Planning for the museum and Point State Park began as early as the 1830s when Pittsburgh Mayor James McClintock called for development of the wharves and a park. Many different ideas went into the park’s planning, including who to memorialize and how to utilize the unique space at the Forks of the Ohio River to honor history, attract new businesses and residents, and bring Pittsburgh into the modern age.
Enjoy five fascinating Fort Pitt facts as we count down the days until our 50th year:
1. In 1930, Pa. Senator David A. Reed called for the establishment of a memorial at the Point to George Rogers Clark and those that established Pittsburgh as the Gateway to the West. Allegheny County Planning Commissioner A. Marshall Bell and local architect Edward B. Lee submitted a proposal that included a tall illuminated monument to Clark, pioneer museum and park, town hall, historic monument site and park, water park and boat landings, parking spaces, and space set aside for future memorials. Theirs was one of many plans submitted, including a cantilever design by Frank Lloyd Wright.
2. On March 26, 1938, the Historical Society of Western Pennsylvania, more commonly known now as the Senator John Heinz History Center, National Park Service, and newly created Point Park Commission, hosted a 600-person dinner at the William Penn Hotel to outline the Commission’s plans to create a national park and shrine dedicated to George Washington at the Forks of the Ohio. Progress was halted in 1941 with the onset of World War II.

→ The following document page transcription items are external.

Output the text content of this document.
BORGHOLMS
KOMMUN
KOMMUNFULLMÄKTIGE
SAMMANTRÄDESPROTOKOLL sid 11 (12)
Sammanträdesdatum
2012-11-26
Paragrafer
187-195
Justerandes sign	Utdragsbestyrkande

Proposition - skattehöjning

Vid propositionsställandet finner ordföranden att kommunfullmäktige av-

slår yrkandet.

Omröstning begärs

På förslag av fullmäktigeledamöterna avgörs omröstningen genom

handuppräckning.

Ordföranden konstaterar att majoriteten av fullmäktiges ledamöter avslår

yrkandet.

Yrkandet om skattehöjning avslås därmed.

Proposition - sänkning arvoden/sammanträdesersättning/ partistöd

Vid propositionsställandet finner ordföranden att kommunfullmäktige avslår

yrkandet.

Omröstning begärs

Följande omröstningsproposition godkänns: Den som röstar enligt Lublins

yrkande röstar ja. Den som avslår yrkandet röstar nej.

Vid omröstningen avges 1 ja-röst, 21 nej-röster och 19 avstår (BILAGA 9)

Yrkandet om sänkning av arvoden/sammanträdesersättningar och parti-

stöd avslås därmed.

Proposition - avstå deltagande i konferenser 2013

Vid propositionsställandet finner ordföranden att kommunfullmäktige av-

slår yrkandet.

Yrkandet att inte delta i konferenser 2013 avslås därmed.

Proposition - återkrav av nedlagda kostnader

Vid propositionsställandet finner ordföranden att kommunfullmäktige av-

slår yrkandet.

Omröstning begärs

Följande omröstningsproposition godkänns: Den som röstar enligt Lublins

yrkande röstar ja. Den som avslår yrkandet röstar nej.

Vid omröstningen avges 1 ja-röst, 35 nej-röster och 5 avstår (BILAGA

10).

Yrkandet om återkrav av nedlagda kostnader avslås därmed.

3. A Development Study published in November 1945 by the Pittsburgh Regional Planning Association discussed how the highways, rivers, and fort sites could work together to create an historic and aesthetically pleasing park. Charles M. Stotz was the study’s architect. He suggested a full reconstruction of Fort Duquesne stating in his report, “Of all these forts the largest and most pretentious was … Fort Pitt, but the most significant historically was Fort Duquesne which stood as the symbol of French occupation…there was indeed a great question whether the civilization of inland America would be French or British.”
4. The same company that participated in the construction of the 1911 Point and 1925 Manchester Bridges, which were replaced by the Fort Pitt and Fort Duquesne Bridges, was responsible for their demolition in 1970 – Dravo Corporation.

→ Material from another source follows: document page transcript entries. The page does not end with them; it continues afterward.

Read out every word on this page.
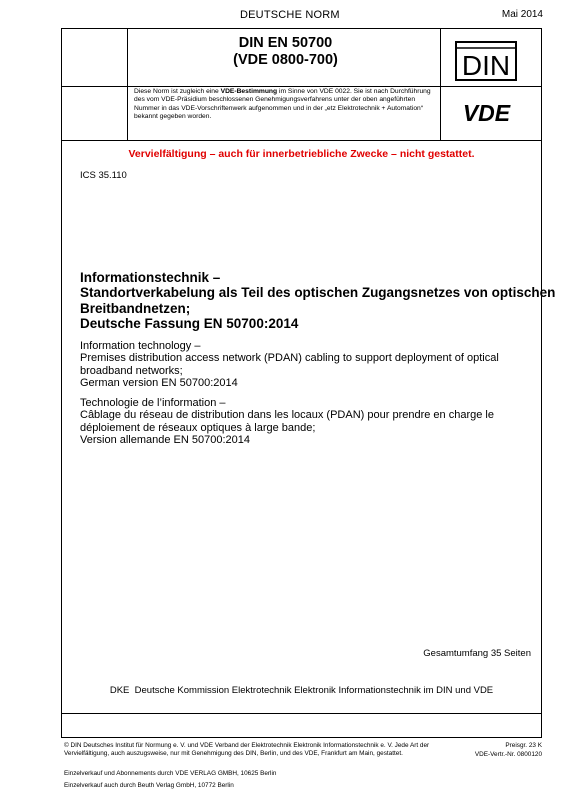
DEUTSCHE NORM	Mai 2014
DIN EN 50700
(VDE 0800-700)	DIN
VDE
Diese Norm ist zugleich eine VDE-Bestimmung im Sinne von VDE 0022. Sie ist nach Durchführung des vom VDE-Präsidium beschlossenen Genehmigungsverfahrens unter der oben angeführten Nummer in das VDE-Vorschriftenwerk aufgenommen und in der „etz Elektrotechnik + Automation“ bekannt gegeben worden.
Vervielfältigung – auch für innerbetriebliche Zwecke – nicht gestattet.
ICS 35.110
Informationstechnik –
Standortverkabelung als Teil des optischen Zugangsnetzes von optischen
Breitbandnetzen;
Deutsche Fassung EN 50700:2014
Information technology –
Premises distribution access network (PDAN) cabling to support deployment of optical
broadband networks;
German version EN 50700:2014
Technologie de l’information –
Câblage du réseau de distribution dans les locaux (PDAN) pour prendre en charge le
déploiement de réseaux optiques à large bande;
Version allemande EN 50700:2014
Gesamtumfang 35 Seiten
DKE  Deutsche Kommission Elektrotechnik Elektronik Informationstechnik im DIN und VDE
© DIN Deutsches Institut für Normung e. V. und VDE Verband der Elektrotechnik Elektronik Informationstechnik e. V. Jede Art der Vervielfältigung, auch auszugsweise, nur mit Genehmigung des DIN, Berlin, und des VDE, Frankfurt am Main, gestattet.
Preisgr. 23 K
VDE-Vertr.-Nr. 0800120
Einzelverkauf und Abonnements durch VDE VERLAG GMBH, 10625 Berlin
Einzelverkauf auch durch Beuth Verlag GmbH, 10772 Berlin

5. The Fort Pitt Museum was not fully opened or dedicated until 1969, but its William Pitt Memorial Hall opened to visitors on July 3, 1967. The museum had three staff members: Museum Director L. R. Bailey, a historic sites archaeologist; Curator John W. Harpster, a Wilkinsburg native who attended and taught at the University of Pittsburgh, worked for the Pennsylvania Historical and Museum Commission, and was an archivist for the Historical Society of Western Pennsylvania; and Museum Secretary Elizabeth Hood, who had worked for the Pennsylvania Historical and Museum Commission for seven years and was associated with the War History Commission, The Pennsylvania Society Federation of Junior Historians, and the William Penn Tercentenary Committee. After being open for two days, the staff noted that 2,000 visitors had walked through the one-third of the museum that was open – William Pitt Memorial Hall.
Kathleen Lugarich is the education manager at the Fort Pitt Museum.